Levothyrox : Les cas d’effets indésirables graves se multiplient

Depuis deux mois, au moins 1500 cas d’effets indésirables graves ont été enregistrés. À l’origine de ce scandale sanitaire, la nouvelle formule de la molécule pour la thyroïde. 

Les cas d’effets indésirables liés au Levothyrox se multiplient. Chute de cheveux, fatigue, crampes musculaires mais aussi vertiges et troubles du rythme cardiaque : voilà ce qu’est devenu le quotidien de certains patients. Le médicament, destiné à traiter les maladie thyroïdiennes, est au coeur d’une vive polémique depuis quelques semaines.

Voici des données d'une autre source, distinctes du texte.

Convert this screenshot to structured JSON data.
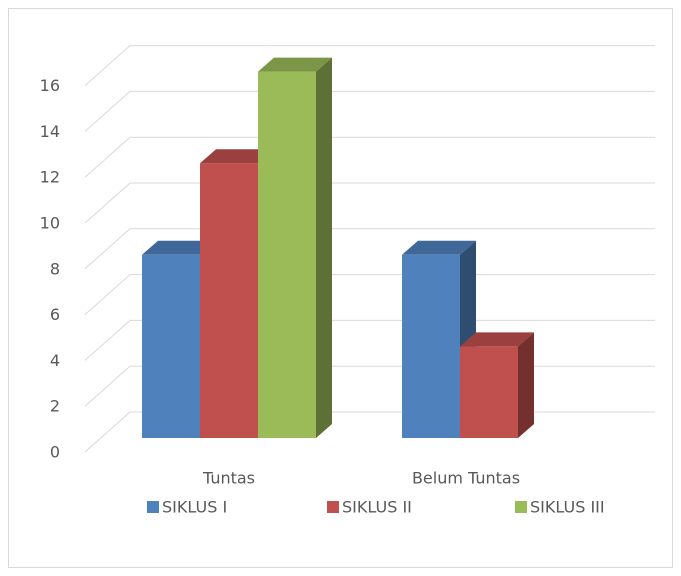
{
  "chart_data": {
    "type": "bar3d",
    "categories": [
      "Tuntas",
      "Belum Tuntas"
    ],
    "series": [
      {
        "name": "SIKLUS I",
        "color": "#4f81bd",
        "values": [
          8,
          8
        ]
      },
      {
        "name": "SIKLUS II",
        "color": "#c0504d",
        "values": [
          12,
          4
        ]
      },
      {
        "name": "SIKLUS III",
        "color": "#9bbb59",
        "values": [
          16,
          null
        ]
      }
    ],
    "ylim": [
      0,
      16
    ],
    "yticks": [
      0,
      2,
      4,
      6,
      8,
      10,
      12,
      14,
      16
    ],
    "grid": true,
    "legend": "bottom"
  }
}
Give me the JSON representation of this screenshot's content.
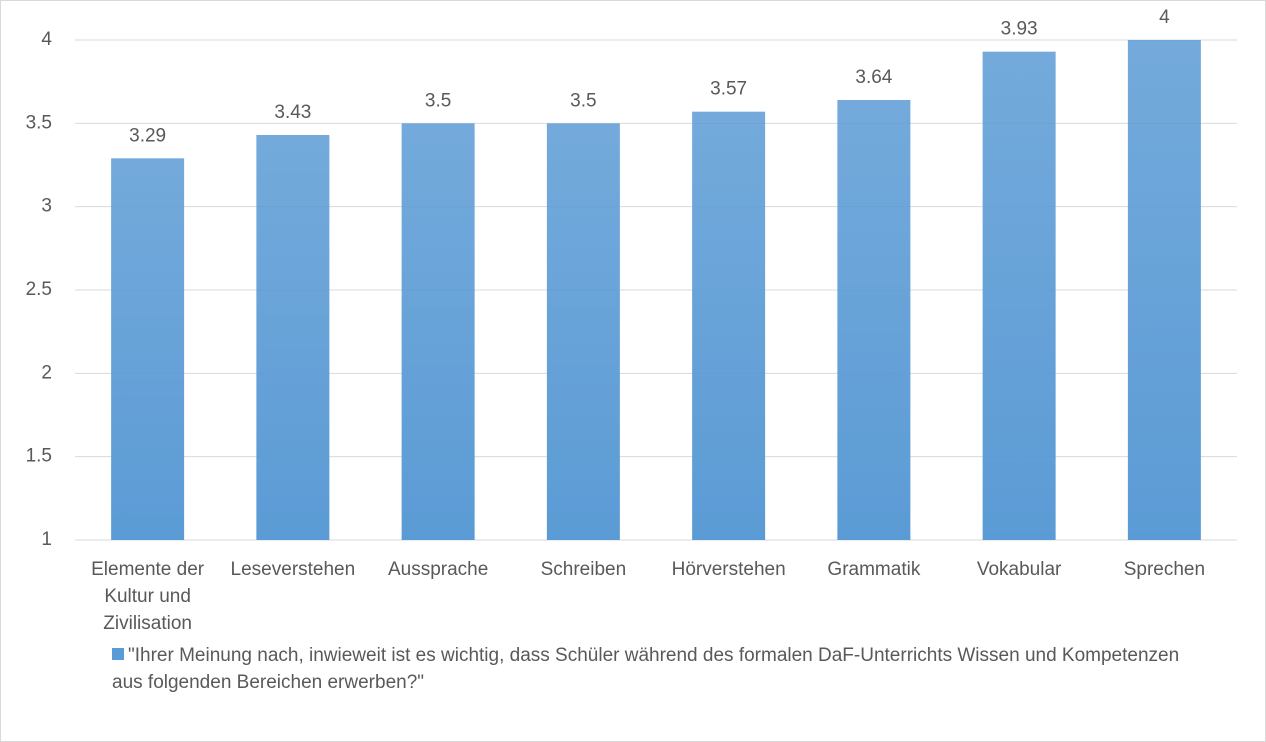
{
  "chart_data": {
    "type": "bar",
    "categories": [
      "Elemente der Kultur und Zivilisation",
      "Leseverstehen",
      "Aussprache",
      "Schreiben",
      "Hörverstehen",
      "Grammatik",
      "Vokabular",
      "Sprechen"
    ],
    "series": [
      {
        "name": "\"Ihrer Meinung nach, inwieweit ist es wichtig, dass Schüler während des formalen DaF-Unterrichts Wissen und Kompetenzen aus folgenden Bereichen erwerben?\"",
        "color": "#5b9bd5",
        "values": [
          3.29,
          3.43,
          3.5,
          3.5,
          3.57,
          3.64,
          3.93,
          4
        ]
      }
    ],
    "ylim": [
      1,
      4
    ],
    "yticks": [
      1,
      1.5,
      2,
      2.5,
      3,
      3.5,
      4
    ],
    "grid": true,
    "legend": "bottom"
  }
}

A l’origine de cette crise, le changement de formule du médicament effectué par le laboratoire allemand Merck Serono il y a cinq mois. Au départ, l’objectif était de garantir une plus grande stabilité de la teneur en substance active d’une hormone thyroïdienne nommée lévothyroxine, durant toute la durée de conservation du médicament. Une mesure louable, qui a débouché sur un énorme fiasco. L’Agence du médicament n’a pas su gérer ce changement de formule, entrainant de nombreux effets indésirables chez les patients.

Le système d’alerte français saturé 

Depuis le changement de formule, une déferlante d’effets indésirables s’est abattue sur les patients. Les centres de pharmacovigilance, qui ont pour but de recueillir les déclarations d’effets indésirables et de les prendre en charge, implosent. « Il y a beaucoup de retard dans la prise en charge des déclarations. En août, nous en avons reçu chacun plusieurs centaines en quelques jours » rapporte un expert d’un centre de pharmacovigilance.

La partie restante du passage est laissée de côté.